For the hero cars, the production provided R&H with a LIDAR scan of each vehicle. It was a good starting point, but we found out that the scans werent accurate enough for the kind of highly reflective surfaces that we were dealing with, Chen continues. So, we used an arm digitizer to get a better level of detail. The models were then built in Maya. In order to reproduce the shiny surfaces, we rendered out at least two reflection passes for each car: one overall pass and one for the hotter edges. One of the things that we tried to highlight a lot was the Fresnel edging. Our technical directors then spent a lot of time placing and timing the reflections on the cars, so that the CG models would perfectly blend in the environment. With all the illuminated storefronts, the multiple billboards and the animated signs, it was a real challenge to get it right. The last touch was to add the smoke generated by the tires. To this purpose, particle animation was created in Houdini making use of R&Hs in-house fluid simulator Ahab, and rendered using the companys field expression language Felt via Wren. Finally, the elements were combined in Inferno, Shake and proprietary compositing package Icy by 2D supervisor Harry Lam and his team.

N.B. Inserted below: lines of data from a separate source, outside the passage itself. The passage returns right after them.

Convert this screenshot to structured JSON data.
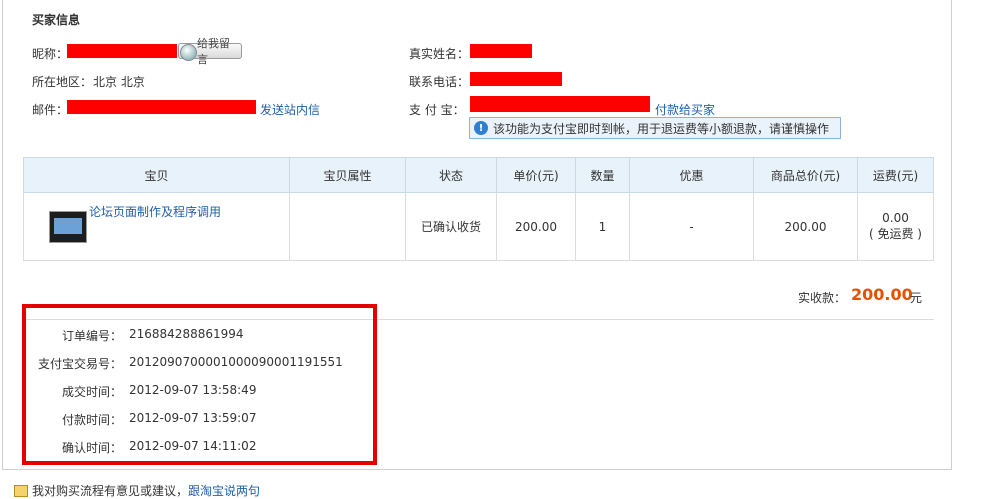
{
  "buyer": {
    "title": "买家信息",
    "nickname_label": "昵称：",
    "msg_button": "给我留言",
    "region_label": "所在地区：",
    "region_value": "北京 北京",
    "email_label": "邮件：",
    "email_link": "发送站内信",
    "realname_label": "真实姓名：",
    "phone_label": "联系电话：",
    "alipay_label": "支 付 宝：",
    "alipay_link": "付款给买家",
    "notice": "该功能为支付宝即时到帐，用于退运费等小额退款，请谨慎操作"
  },
  "table": {
    "headers": [
      "宝贝",
      "宝贝属性",
      "状态",
      "单价(元)",
      "数量",
      "优惠",
      "商品总价(元)",
      "运费(元)"
    ],
    "row": {
      "product": "论坛页面制作及程序调用",
      "attrs": "",
      "status": "已确认收货",
      "price": "200.00",
      "qty": "1",
      "discount": "-",
      "total": "200.00",
      "shipping": "0.00",
      "shipping_note": "( 免运费 )"
    }
  },
  "summary": {
    "label": "实收款：",
    "value": "200.00",
    "unit": "元"
  },
  "order": {
    "order_no_label": "订单编号：",
    "order_no": "216884288861994",
    "trade_no_label": "支付宝交易号：",
    "trade_no": "2012090700001000090001191551",
    "deal_time_label": "成交时间：",
    "deal_time": "2012-09-07 13:58:49",
    "pay_time_label": "付款时间：",
    "pay_time": "2012-09-07 13:59:07",
    "confirm_time_label": "确认时间：",
    "confirm_time": "2012-09-07 14:11:02"
  },
  "footer": {
    "text": "我对购买流程有意见或建议，",
    "link": "跟淘宝说两句"
  },
  "colors": {
    "highlight_box": "#e50000",
    "redaction": "#ff0000",
    "link": "#1f5fa8",
    "total": "#e45200"
  }
}
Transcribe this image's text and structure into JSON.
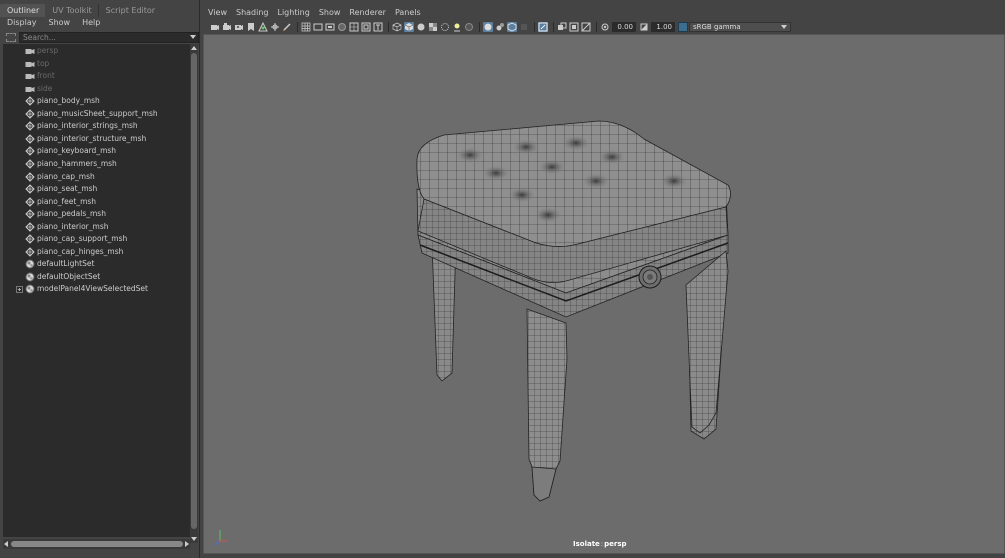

After the numerous in-your-face money shots of the first two The Fast and the Furious movies, the invisible visual effects of the third film came as a welcome departure for Mike Wassel. Subtle effects are fun to do as well. The synthetic Tokyo work that we did is extremely effective. You really get a sense of the scope of the work when you see the before and the after of these shots. Seeing the plates that we shot on a parking lot near Los Angeles, and then watching the final results, is really impressive. You would swear that this car race was shot in the middle of Tokyo!
With all of this said, this is not to say that NOTHING was filmed in Japan. Some close-up shots and other shots we could should on the run were done and in some cases, bootleg style.